Total time: 30-60 minutes. For one bug.

Or Let bugstack Fix It in Under 2 minutes

Every step above? bugstack does it automatically.

Step 1: Install the SDK

gem install bugstack

Step 2: Initialize

require 'bugstack'

Bugstack.init(api_key: ENV['BUGSTACK_API_KEY'])

Step 3: There is no step 3.

bugstack handles everything from here:

Captures the stack trace and request context
Pulls the relevant source files from your GitHub repo
Analyzes the error and understands the code context
Generates a minimal, verified fix
Runs your existing test suite
Pushes through your CI/CD pipeline
Deploys to production (or opens a PR for review)

Time from error to fix deployed: Under 2 minutes.

Human involvement: zero.

Try bugstack Free →

No credit card. 5-minute setup. Cancel anytime.

Deploying the Fix (Manual Path)

Update the connection authentication logic.
Add channel specs for all authentication paths.
Configure allowed_request_origins for your domains.
Open a pull request.
Merge and verify WebSocket connections work in staging.

Frequently Asked Questions

How does BugStack know the fix is safe to deploy?

BugStack runs the fix through your existing test suite, generates additional edge-case tests, and validates that no other components are affected before marking it safe to deploy.

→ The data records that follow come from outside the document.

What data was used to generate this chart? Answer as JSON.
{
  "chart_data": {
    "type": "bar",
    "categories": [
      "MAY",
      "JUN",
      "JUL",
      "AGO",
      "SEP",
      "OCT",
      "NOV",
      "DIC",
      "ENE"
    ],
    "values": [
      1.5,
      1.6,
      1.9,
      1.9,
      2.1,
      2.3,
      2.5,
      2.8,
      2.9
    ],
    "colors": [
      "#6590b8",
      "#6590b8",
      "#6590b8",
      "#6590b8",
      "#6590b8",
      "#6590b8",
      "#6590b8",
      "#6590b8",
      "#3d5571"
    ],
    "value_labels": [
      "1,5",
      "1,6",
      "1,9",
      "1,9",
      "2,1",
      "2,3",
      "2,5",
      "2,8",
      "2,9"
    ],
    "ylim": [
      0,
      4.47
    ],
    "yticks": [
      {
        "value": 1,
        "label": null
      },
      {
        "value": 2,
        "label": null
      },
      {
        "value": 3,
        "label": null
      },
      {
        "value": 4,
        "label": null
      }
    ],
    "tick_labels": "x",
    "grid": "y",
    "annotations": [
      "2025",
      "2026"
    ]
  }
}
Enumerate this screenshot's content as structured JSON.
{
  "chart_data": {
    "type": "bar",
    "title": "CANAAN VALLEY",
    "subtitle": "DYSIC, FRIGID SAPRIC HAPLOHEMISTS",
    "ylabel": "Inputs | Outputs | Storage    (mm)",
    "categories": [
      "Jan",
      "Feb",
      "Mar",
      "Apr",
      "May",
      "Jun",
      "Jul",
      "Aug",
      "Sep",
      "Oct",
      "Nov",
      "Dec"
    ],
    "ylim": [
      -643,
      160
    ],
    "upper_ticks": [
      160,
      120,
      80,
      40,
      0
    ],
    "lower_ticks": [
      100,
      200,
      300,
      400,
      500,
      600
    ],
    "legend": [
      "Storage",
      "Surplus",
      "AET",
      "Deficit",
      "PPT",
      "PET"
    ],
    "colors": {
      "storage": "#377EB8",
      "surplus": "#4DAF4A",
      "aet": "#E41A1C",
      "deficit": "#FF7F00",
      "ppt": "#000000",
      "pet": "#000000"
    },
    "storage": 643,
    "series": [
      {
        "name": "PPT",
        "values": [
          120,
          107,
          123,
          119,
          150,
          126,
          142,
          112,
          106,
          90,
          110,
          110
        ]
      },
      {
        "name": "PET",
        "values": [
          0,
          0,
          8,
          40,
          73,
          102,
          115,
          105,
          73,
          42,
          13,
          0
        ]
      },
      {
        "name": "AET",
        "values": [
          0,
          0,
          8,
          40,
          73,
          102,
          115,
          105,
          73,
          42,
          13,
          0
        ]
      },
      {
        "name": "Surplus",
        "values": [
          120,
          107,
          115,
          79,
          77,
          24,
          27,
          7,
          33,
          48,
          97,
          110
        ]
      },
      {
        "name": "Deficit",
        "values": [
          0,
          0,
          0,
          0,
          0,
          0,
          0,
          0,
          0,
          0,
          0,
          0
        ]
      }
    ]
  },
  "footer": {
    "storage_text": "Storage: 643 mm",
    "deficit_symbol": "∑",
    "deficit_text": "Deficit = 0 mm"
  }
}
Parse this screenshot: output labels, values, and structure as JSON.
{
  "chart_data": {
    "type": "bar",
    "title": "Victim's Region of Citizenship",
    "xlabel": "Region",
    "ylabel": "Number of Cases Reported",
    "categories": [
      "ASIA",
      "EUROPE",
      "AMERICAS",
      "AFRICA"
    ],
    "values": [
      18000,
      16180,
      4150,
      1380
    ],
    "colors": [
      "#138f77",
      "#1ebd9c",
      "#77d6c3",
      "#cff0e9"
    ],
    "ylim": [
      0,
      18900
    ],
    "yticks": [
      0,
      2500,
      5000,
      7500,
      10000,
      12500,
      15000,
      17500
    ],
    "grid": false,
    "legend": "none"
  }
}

What if BugStack generates a bad fix?

BugStack never pushes directly to production. Every fix goes through a pull request with full CI checks, so your team can review it before merging.

Why do cookies not work with ActionCable in production?

If your frontend and backend are on different subdomains, the browser may not send cookies during the WebSocket handshake due to SameSite cookie policies.

Should I use Redis or the async adapter for ActionCable?

Use Redis in production for multi-server deployments. The async adapter only works within a single process and will not broadcast across servers.